Le président de votre commission des lois a parfaitement résumé la situation : en quelques années, notre justice est passée de l'asphyxie à l'embolie. Cependant, elle continue de fonctionner - ce qui pose cette question simple : comment fait-elle pour fonctionner encore ?
Les présidents des juridictions, d'abord, gèrent la pénurie, c'est notre quotidien : nous savons chaque année que nous manquerons de moyens, alors nous avons appris à utiliser toutes nos marges de manoeuvre, par exemple à faire qu'un juge soit rapporteur dans les audiences collégiales ; nous sommes devenus aussi plus productifs, chaque juge devenant plus autonome et gérant un plus grand nombre de dossiers. Sur cette voie, nous avons atteint nos limites, nous ne ferons plus guère de progrès sans revoir les procédures, en particulier de recours.
La justice parvient à fonctionner, ensuite, parce que les magistrats, les greffiers, tous les professionnels de la justice ont un grand sens du service public, ils sont attachés à leur mission au service de leurs concitoyens. Ce levier n'est cependant pas illimité : depuis des années, nous demandons à chacun d'en faire plus pour combler les manques d'effectifs, tout le monde a travaillé davantage - nous sommes au maximum et nous faisons face à des risques psycho-sociaux avérés, sur lesquels nous devons être très vigilants. Dans ces conditions, nous devons hiérarchiser les priorités, en traitant d'abord les dossiers les plus urgents et en faisant attendre ceux qui nous paraissent moins urgents : ce n'est guère satisfaisant.
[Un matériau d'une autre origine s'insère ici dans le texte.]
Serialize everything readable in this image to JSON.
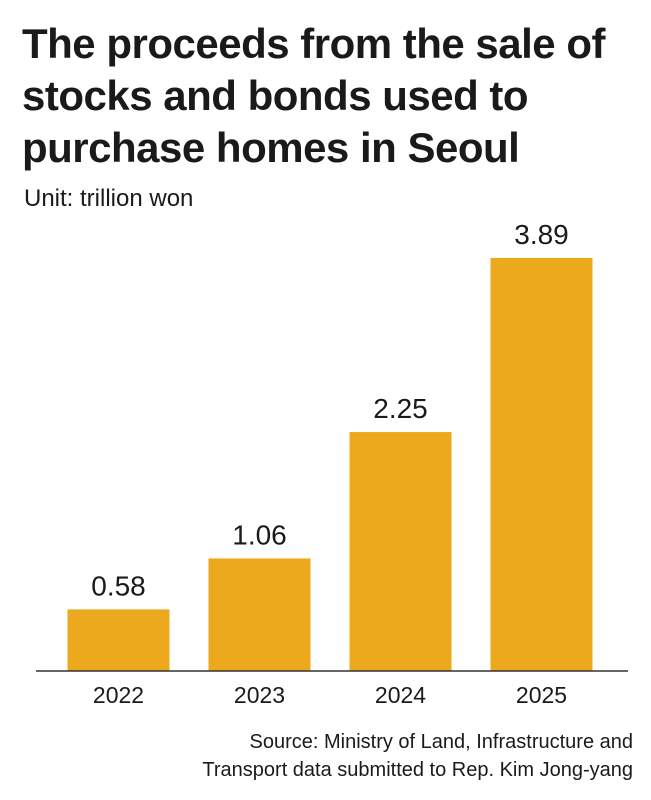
{
  "header": {
    "title_lines": [
      "The proceeds from the sale of",
      "stocks and bonds used to",
      "purchase homes in Seoul"
    ],
    "unit": "Unit: trillion won"
  },
  "chart_data": {
    "type": "bar",
    "categories": [
      "2022",
      "2023",
      "2024",
      "2025"
    ],
    "values": [
      0.58,
      1.06,
      2.25,
      3.89
    ],
    "data_labels": [
      "0.58",
      "1.06",
      "2.25",
      "3.89"
    ],
    "ylim": [
      0,
      4.2
    ],
    "grid": false,
    "bar_color": "#EDA91E",
    "axis_color": "#333333"
  },
  "footer": {
    "source_lines": [
      "Source: Ministry of Land, Infrastructure and",
      "Transport data submitted to Rep. Kim Jong-yang"
    ]
  }
}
Que faire ? Je crois, d'abord, que nous avons besoin d'une gestion plus stable et prévisionnelle du nombre de magistrats. On recrutait moins de 200 magistrats il y a cinq ans et on en recrutera 366 cette année. Pourquoi de tels à-coups alors que la pyramide des âges est parfaitement connue et qu'il est facile d'anticiper ? La conférence des présidents de tribunaux de grande instance souhaite, également, des changements dans les méthodes de travail elles-mêmes : il faut sortir du modèle du « juge artisan » et reconnaître que le magistrat travaille en équipe, avec des assistants, des collaborateurs.
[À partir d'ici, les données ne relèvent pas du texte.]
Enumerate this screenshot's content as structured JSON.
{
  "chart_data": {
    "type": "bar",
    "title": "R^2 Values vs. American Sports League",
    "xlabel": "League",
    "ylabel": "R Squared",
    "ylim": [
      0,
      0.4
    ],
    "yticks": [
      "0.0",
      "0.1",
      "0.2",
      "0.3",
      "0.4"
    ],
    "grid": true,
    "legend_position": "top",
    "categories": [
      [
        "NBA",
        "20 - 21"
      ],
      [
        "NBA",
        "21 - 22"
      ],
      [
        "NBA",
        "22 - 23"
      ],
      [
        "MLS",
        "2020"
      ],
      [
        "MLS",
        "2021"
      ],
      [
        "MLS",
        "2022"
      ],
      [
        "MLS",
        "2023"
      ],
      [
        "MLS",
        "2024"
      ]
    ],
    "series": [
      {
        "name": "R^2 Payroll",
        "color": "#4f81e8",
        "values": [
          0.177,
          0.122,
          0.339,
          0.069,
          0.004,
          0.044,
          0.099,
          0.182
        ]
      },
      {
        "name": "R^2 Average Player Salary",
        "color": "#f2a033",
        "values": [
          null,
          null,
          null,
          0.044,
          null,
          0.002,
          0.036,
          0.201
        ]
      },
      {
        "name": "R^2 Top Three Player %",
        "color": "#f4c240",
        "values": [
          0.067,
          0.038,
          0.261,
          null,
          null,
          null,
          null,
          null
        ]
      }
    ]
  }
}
Nos moyens budgétaires sont très insuffisants et leur mode d'administration n'est pas adapté : les gestionnaires du budget opérationnel de programme, le BOP, dont nous dépendons, nous demandent constamment de faire des économies sans mesurer l'impact de leurs décisions, je pense en particulier aux économies sur la documentation, les codes. Nous payons en retard les experts, les interprètes auxquels nous recourons, notre informatique est mauvaise, déficiente : c'est cela que nous vivons au quotidien dans les tribunaux de grande instance.
La conférence des présidents des tribunaux de grande instance propose de revoir l'architecture de l'organisation administrative de la justice. Il faut, premier élément, instituer le tribunal de première instance, qui mettra fin à la balkanisation de la justice et nous fera retrouver un peu de cohérence. Actuellement, nous sommes administrés par des plateformes trans-directionnelles peu pertinentes - par exemple entre la justice judiciaire et l'administration pénitentiaire - ou par des budgets opérationnels de programme inter-régionaux dont la cote est nécessairement mal taillée : la gestion administrative est déliée de l'aspect juridictionnel de nos missions... Or nous avons des propositions organisationnelles pour retrouver de la cohérence.
Enfin, nous souhaitons vous alerter sur le périmètre de nos missions, qui relève directement de votre rôle de législateur. Attention aux mesures qui accroissent nos missions sans mesure d'impact préalable ! Dans la loi « Macron », par exemple, il a été question de transférer une partie des compétences de l'inspecteur du travail vers le juge judiciaire : nous vous en avons alertés, cette mesure n'avait pas du tout été évaluée et elle aurait encore alourdi notre charge de travail. Même chose pour la juridiction du pôle social : il faut certainement transformer en juridiction véritable le tribunal des affaires sociales, mais quelles en sont les conséquences organisationnelles ? Cette réforme passe par l'institution d'un règlement amiable en amont : pourquoi ne pas l'anticiper en l'appliquant dès l'an prochain ? Cela désengorgerait la justice, dans l'intérêt des justiciables.